2. The aforementioned recording unit is Use a pet camera to record your pet's movements. The system according to feature 1.
3. The aforementioned checking unit is Analyze heart rate and activity data from pet health monitoring devices. The system according to feature 1.
4. The generating unit is Graph your pet's daily activities and automatically generate concise blog posts. The system according to feature 1.
5. The aforementioned submission section, Automatically post generated blog articles to existing social media platforms. The system according to feature 1.
6. The aforementioned checking unit is Analyzing whether a pet's heart rate is higher than normal may indicate stress or illness. The system according to feature 1.
7. The aforementioned recording unit is It estimates the pet's emotions and adjusts the frame rate of the recorded video based on the estimated emotions. The system according to feature 1.
8. The aforementioned recording unit is During recording, the system analyzes the pet's behavior patterns in real time and issues an alert if abnormal behavior is detected.

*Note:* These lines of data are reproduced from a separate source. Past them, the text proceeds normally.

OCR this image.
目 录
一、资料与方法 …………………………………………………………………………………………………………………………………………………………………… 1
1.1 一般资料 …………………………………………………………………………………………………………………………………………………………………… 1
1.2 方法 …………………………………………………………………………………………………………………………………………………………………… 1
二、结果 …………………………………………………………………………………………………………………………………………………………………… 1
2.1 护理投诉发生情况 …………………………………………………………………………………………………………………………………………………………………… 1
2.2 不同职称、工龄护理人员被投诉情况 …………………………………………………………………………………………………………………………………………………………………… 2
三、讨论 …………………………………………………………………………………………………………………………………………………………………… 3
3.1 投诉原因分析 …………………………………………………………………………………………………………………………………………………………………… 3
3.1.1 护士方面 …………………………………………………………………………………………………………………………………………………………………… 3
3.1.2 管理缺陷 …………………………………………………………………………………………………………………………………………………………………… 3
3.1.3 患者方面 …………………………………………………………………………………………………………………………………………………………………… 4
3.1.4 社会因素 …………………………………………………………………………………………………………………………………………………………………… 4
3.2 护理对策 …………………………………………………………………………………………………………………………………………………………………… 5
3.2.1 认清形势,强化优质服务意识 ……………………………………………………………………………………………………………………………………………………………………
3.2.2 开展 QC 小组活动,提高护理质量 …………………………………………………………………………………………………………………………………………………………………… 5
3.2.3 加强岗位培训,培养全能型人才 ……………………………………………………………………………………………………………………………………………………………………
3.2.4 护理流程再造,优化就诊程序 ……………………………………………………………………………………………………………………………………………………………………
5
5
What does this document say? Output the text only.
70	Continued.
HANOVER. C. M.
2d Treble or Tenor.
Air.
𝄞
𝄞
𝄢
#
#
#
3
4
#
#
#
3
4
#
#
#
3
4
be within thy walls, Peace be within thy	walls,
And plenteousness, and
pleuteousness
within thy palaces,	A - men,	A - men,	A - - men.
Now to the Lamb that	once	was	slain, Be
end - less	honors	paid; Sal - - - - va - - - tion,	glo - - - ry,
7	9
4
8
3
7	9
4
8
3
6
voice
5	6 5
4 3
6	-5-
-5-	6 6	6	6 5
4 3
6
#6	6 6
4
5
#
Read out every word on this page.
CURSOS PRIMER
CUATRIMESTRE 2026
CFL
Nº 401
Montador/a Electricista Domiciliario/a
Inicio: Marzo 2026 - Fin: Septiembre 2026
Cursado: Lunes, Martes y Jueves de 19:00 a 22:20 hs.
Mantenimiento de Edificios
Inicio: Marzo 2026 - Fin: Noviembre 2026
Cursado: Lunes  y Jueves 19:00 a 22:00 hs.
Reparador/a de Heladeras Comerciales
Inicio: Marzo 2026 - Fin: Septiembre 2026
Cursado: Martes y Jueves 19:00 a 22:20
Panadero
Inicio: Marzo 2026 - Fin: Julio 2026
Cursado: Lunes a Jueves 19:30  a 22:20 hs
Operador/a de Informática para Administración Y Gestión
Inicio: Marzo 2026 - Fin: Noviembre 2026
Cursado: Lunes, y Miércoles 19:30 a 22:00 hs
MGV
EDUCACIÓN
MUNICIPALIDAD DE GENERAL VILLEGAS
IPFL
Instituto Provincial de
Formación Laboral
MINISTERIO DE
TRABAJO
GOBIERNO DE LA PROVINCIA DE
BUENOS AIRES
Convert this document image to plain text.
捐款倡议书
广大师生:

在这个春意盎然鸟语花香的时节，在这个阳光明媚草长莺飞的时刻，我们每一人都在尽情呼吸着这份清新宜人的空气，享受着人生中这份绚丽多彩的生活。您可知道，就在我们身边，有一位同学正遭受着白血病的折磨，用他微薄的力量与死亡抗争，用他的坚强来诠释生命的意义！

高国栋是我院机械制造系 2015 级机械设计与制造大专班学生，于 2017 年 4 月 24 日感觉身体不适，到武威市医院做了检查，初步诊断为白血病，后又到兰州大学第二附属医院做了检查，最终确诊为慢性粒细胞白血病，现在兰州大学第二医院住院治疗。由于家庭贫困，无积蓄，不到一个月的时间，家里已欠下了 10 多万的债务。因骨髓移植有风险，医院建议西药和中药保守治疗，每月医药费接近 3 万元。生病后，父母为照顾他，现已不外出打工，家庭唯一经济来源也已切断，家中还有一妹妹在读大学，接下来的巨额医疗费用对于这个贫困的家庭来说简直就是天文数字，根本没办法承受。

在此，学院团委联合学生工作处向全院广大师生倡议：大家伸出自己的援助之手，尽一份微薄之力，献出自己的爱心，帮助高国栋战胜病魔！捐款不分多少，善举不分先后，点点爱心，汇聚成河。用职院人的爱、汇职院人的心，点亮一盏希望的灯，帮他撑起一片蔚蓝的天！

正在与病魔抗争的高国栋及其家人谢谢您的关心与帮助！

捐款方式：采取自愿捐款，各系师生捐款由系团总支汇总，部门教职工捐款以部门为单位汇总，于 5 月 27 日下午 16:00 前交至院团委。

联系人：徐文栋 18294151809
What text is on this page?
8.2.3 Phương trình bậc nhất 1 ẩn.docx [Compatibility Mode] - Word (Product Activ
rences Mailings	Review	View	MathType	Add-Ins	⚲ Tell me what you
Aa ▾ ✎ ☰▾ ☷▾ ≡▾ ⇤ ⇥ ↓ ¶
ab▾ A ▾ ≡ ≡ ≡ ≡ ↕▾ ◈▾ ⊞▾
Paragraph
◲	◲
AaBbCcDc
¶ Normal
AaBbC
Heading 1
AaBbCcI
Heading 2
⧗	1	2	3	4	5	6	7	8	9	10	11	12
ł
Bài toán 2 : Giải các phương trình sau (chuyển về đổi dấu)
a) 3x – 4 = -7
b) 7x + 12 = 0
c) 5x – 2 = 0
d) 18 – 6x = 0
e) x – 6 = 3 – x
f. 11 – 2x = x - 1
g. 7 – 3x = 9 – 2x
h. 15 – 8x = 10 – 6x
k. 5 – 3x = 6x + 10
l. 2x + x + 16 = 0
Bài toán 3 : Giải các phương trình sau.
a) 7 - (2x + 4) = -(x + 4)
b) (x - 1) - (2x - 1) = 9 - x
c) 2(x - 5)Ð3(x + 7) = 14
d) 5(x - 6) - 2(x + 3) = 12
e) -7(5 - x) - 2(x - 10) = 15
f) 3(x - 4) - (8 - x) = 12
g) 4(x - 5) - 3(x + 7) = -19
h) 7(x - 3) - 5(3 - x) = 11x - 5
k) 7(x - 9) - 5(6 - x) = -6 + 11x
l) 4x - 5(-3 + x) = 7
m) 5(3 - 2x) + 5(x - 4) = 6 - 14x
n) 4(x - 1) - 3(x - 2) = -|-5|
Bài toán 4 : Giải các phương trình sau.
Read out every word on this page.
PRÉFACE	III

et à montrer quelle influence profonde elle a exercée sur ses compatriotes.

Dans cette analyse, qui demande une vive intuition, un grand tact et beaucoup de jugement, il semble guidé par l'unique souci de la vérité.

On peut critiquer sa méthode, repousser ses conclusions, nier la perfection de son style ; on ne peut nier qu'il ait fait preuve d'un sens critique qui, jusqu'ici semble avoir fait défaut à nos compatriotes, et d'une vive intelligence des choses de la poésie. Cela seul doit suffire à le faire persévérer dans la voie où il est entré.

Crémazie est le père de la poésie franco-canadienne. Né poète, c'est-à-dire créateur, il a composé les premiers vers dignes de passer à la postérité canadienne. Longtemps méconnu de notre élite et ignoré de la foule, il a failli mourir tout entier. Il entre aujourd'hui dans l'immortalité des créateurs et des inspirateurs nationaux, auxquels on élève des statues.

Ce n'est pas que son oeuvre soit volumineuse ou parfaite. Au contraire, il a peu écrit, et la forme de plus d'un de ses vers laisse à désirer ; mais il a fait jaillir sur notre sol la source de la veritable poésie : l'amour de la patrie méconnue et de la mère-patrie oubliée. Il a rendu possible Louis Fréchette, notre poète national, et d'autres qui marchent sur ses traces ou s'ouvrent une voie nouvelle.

The system according to feature 1.
9. The aforementioned recording unit is During recording, the system automatically identifies the pet's activity area and focuses on recording its behavior in that specific area. The system according to feature 1.
10. The aforementioned recording unit is It estimates the pet's emotions and adjusts the resolution of the recorded video based on the estimated emotions. The system according to feature 1.